Wright identifies four methods of reading the New Testament: pre-critical, historical, theological, and postmodern (7-9). Each developed as a corrective to the perceived failings of the method that preceded.
A particular problem emerges from this sequence, however: ‘the tension between a reading that seeks to be in some sense normatively Christian and that which seeks to be faithful to history’ (9). Christians have not dealt with this tension especially well. On the one hand, what has been conceived as a defence of orthodox Christianity against Enlightenment rationalism may in fact be merely the defence of a pre-critical worldview that is “no more specifically ‘Christian’ than any other”. On the other, we have failed to understand how the Enlightenment critique of Christianity may lead to the recovery of authenticity:
Here is the paradox that lies at the heart of this whole project.
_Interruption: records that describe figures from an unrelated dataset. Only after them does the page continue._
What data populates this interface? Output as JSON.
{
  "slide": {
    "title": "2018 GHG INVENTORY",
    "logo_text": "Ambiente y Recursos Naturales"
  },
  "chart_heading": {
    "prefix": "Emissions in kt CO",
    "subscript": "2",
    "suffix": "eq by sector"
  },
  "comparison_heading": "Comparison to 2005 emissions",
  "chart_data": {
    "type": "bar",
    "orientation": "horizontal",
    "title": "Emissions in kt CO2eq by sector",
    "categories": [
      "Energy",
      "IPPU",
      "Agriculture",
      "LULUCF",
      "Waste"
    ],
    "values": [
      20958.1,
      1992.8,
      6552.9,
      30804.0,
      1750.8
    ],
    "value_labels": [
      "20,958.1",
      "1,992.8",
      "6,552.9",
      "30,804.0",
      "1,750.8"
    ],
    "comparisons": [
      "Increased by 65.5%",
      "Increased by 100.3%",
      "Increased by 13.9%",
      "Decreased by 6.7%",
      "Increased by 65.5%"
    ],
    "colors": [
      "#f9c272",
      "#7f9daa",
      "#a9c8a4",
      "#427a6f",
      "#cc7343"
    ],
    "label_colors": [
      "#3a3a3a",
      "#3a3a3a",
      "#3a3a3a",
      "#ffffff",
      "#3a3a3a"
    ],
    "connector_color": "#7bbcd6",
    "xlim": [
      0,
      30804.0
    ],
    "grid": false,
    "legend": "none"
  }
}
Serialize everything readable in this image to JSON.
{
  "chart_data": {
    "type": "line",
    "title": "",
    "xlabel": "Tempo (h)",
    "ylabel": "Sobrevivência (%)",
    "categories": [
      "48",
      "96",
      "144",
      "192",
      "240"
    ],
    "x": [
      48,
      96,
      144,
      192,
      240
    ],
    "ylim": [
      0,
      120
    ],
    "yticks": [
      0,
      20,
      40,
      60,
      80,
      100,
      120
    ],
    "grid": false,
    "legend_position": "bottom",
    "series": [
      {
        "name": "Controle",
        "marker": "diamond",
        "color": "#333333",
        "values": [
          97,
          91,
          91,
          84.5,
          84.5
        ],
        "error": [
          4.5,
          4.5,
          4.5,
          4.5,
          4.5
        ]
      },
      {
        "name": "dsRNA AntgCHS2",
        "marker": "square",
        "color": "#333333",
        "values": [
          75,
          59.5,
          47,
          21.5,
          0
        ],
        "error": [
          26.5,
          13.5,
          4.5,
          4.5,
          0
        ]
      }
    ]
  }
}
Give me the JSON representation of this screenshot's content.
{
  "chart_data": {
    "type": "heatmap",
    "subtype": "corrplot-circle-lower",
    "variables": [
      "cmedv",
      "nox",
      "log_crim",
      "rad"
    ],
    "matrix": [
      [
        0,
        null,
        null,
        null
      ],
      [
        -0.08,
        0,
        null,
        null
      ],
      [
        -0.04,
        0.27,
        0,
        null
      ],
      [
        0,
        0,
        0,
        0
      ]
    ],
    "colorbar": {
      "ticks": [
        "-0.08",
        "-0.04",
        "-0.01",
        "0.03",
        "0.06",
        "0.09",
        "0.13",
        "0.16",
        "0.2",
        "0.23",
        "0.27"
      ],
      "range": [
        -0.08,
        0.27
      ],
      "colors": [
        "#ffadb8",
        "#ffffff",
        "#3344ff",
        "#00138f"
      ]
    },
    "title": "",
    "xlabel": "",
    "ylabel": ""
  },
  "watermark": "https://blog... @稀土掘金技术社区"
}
Although the Enlightenment began as, among other things, a critique of orthodox Christianity, it can function, and in many ways has functioned, as a means of recalling Christianity to genuine history, to its necessary roots. Much Christianity is afraid of history, frightened that if we really find out what happened in the first century our faith will collapse. But without historical enquiry there is no check on Christianity’s propensity to remake Jesus, never mind the Christian god, in its own image. Equally, much Christianity is afraid of scholarly learning, and in so far as the Enlightenment programme was an intellectual venture, Christianity has responded with the simplicities of faith (10).
Wright proposes an approach to reading the New Testament that combines the three methods: the pre-critical emphasis on the authority of the biblical text; the Enlightenment interest in history and theology; and the postmodern concern with the relationship between the reader and the text (11-28).